To some degree, I've had this same conversation a half-dozen times with other search company CEOs. Google is about searching, not finding, they say. Google dumps results on your laptop with all the care of a truck dumping gravel on your driveway. People want a search site that better understands what they're looking for, and then organizes results in a helpful way. Ask.com told me this. Cha-Cha told me this. Kosmix is joining the parade.
Kosmix might be the breakthrough, but I don't know enough to tell you that. The company just got another $20 million in funding from investors led by Time Warner, and any company that can get $20 million out of anybody in this atmosphere deserves to be taken seriously. The technology behind Kosmix seems to take the idea of search to a whole new level. The site often seems to understand not just what you're looking for, but where best to look for it. Rajaraman shows me, for instance, that if you type in "cake," Kosmix knows to search Martha Stewart videos. (Although, I notice that if you happen to be looking for the band Cake, you're out of luck.) In the end, Kosmix gives you kind of a Web research report on any given topic.

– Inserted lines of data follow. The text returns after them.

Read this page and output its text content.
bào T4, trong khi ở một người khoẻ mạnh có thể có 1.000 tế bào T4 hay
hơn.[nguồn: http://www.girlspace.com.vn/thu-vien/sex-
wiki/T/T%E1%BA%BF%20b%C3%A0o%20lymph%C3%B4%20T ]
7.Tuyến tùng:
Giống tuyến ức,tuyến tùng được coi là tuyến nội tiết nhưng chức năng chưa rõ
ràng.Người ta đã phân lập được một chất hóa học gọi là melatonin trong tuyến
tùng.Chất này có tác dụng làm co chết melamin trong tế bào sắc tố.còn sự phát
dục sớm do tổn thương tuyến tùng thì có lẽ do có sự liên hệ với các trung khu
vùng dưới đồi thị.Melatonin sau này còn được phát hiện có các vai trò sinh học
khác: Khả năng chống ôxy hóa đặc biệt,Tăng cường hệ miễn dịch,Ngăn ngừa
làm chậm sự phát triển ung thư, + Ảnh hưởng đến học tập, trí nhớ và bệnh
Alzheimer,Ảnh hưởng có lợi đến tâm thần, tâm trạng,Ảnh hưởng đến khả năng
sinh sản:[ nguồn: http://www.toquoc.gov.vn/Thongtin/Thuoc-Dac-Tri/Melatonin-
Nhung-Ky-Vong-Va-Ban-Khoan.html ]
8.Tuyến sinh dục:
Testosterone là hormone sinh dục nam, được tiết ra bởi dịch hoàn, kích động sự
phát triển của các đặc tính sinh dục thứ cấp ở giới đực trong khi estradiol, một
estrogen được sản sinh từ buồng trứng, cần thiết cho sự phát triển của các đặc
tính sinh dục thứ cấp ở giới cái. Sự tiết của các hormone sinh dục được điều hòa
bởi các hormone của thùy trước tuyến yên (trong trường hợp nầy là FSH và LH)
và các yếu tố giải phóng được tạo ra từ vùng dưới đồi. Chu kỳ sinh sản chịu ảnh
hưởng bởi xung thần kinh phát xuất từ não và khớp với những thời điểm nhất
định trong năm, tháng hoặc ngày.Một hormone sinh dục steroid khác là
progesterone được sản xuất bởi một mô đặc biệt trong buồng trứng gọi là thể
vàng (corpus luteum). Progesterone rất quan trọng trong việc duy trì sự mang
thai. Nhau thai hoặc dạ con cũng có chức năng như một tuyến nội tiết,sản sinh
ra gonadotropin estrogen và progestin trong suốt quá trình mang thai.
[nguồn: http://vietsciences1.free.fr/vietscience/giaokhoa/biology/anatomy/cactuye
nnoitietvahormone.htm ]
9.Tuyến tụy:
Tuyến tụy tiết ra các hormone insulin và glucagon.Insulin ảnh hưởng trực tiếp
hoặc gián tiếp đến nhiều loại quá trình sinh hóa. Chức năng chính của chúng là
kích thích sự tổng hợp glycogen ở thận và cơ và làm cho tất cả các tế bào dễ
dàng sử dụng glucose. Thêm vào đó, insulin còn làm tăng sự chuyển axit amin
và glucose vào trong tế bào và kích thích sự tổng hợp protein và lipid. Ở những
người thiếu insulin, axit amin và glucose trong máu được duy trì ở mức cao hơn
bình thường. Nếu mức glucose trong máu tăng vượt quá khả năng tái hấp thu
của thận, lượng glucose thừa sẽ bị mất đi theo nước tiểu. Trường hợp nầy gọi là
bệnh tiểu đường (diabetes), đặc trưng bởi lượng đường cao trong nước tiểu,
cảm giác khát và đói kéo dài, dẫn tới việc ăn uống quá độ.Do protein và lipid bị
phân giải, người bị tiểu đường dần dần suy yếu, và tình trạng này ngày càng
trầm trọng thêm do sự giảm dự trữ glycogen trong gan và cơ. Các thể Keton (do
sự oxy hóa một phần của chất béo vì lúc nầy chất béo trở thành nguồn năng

At its best, the Kosmix results look like something an assistant might pull together if you asked for an overview about, say, Stonehenge, or The Rubinoos.
Clearly, there's a tempting opening in search that's luring people like Rajaraman. In the model called the Fidelity Swap that I've been researching for a book, Google is the ultimate high-convenience search offering. It is ubiquitous, easy, fast and bare-bones. And since users aren't invested in Google search in any way (compared to the ways they're invested in Facebook or Twitter), it looks as though all any newcomer should have to do is create a better, more satisfying search experience -- and traffic would rush in.
So tempting -- and apparently so hard to do, since it hasn't yet happened. It will be interesting to watch Kosmix.